The present invention is directed to a non-motorized treadmill that avoids the previously described disadvantages of motorized treadmills, such as cost and weight of the drive motor, as well as the cost of operation, while having the ability to match the speed of the tread to a target tread speed.

BRIEF DESCRIPTION OF THE DRAWINGS

FIG. 1 is a rear perspective view of a treadmill apparatus according to a first embodiment of the present invention.

FIG. 2 is a side view of the treadmill of FIG. 1, with the tread orientation at a low angle of incline.

FIG. 3 is a side view of the treadmill of FIG. 1, with the tread orientation at a high angle of incline.

FIG. 4 is a detail view of the exercise apparatus of FIG. 1, showing the angle adjustment mechanism.

FIG. 5 a is a schematic view of the tread of the exercise apparatus of FIG. 1 with the tread shown at a small incline angle.

FIG. 5 b is an alternate schematic view of FIG. 5a.

FIG. 6 a is a schematic view of the tread of the exercise apparatus of FIG. 1.

FIG. 6 b is an alternate schematic view of FIG. 6a.

FIG. 7 is a rear perspective view of the treadmill of FIG. 1, with various components removed for clarity.

FIG. 8 is a detail view of the treadmill of FIG. 1, with various components removed for clarity.

DETAILED DESCRIPTION OF THE INVENTION

FIG. 1 shows a treadmill 10 of the present invention including a frame 20, a tread 40, and an angle adjustment mechanism 80. The frame 20 includes a front end 21, a pair of side frame members 22a, 22b, and a rear end 23. The treadmill 10 also includes a pair of feet 30, a compartment cover 50, a console 70, and a pair of masts 72 for supporting the console 70.

The frame 20 supports the tread, 40, and the two side frame members 22a, 22b are arranged parallel to one another and are joined by at least one cross member (not shown) to maintain the two side frame members 22a, 22b in position with respect to one another. The frame 20 in the illustrated embodiment includes upright masts 72 supporting the console 70, but the masts 72, when used, are not required to be attached to the frame 20. The frame 20 preferably includes the feet 30 for leveling and/or for supporting the treadmill 10 on the ground, floor or other support surface 35.

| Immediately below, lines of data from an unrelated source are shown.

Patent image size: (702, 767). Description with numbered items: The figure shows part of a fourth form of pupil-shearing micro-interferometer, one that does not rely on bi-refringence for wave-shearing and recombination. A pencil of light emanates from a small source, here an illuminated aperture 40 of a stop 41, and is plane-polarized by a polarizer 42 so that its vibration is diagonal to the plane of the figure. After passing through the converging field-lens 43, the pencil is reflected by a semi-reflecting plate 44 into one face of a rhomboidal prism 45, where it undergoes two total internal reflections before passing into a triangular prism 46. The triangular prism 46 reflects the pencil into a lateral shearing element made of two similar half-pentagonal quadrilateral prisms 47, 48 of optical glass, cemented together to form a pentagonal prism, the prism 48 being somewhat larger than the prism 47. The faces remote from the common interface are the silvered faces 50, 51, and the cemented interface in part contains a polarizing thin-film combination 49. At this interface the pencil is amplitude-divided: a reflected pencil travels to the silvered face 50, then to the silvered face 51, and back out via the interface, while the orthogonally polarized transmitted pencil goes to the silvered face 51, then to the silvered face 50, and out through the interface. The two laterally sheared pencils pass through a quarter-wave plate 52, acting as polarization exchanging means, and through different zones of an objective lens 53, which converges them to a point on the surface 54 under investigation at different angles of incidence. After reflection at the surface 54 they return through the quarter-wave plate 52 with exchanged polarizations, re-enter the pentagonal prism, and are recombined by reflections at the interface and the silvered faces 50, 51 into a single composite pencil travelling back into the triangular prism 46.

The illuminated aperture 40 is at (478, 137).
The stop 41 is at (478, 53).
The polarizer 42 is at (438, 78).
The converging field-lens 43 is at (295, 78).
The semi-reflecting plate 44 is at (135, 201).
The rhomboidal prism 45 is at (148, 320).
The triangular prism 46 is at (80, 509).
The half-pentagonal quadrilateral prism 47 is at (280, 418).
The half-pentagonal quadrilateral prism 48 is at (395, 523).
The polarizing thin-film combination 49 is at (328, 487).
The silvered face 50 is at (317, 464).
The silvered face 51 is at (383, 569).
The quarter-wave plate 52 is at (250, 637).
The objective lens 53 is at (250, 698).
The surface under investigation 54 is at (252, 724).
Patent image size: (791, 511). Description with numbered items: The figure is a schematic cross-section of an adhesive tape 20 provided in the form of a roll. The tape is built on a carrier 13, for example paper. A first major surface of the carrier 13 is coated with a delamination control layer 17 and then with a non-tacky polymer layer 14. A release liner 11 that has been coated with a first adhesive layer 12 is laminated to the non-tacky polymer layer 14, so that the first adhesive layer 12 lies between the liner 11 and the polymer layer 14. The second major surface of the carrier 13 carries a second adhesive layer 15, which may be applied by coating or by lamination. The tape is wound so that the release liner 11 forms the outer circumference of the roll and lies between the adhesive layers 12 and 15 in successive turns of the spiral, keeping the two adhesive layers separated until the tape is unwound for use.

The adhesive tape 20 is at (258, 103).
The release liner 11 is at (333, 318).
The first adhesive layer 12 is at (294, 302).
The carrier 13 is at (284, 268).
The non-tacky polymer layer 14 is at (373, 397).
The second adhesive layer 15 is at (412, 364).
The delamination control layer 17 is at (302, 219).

The tread 40 is operatively mounted on the frame 20 such that the tread 40 is free to revolve in the longitudinal direction relative to the frame 20. The tread 40 is rotatably mounted on two or more rollers such as a front roller 42 and a rear roller 44 shown in FIGS. 4, 5a, 5b, 6a, 6b and 8. The tread 40 is in the form of an endless loop, with the upper portion of the tread 40 forming a running surface that is located between the front roller 42 and the rear roller 44. The tread 40 includes a number of slats 42 arranged transversely to the frame 20 and transversely to the direction of tread movement. The slats 42 are preferably positioned substantially parallel to one another, with each slat 42 supported at or near its two ends by the side frame members 22a, 22b or some other portion of the frame 20. Though the frame 20 supports the slats 42, the slats are configured to be movable along the frame 20. The slats 42 are substantially stiff and are able to support a load of an operator on the tread 40 without any other supporting structure. Other tread designs such as an endless belt can be used, though an endless belt may require an underlying deck or some other supporting surface to support the load of an operator. The tread 40 is a “non-motorized tread,” and no motor is used to drive the tread 40. Only a motive force applied by the operator when walking or running, or some other externally applied force, can start the tread 40 moving.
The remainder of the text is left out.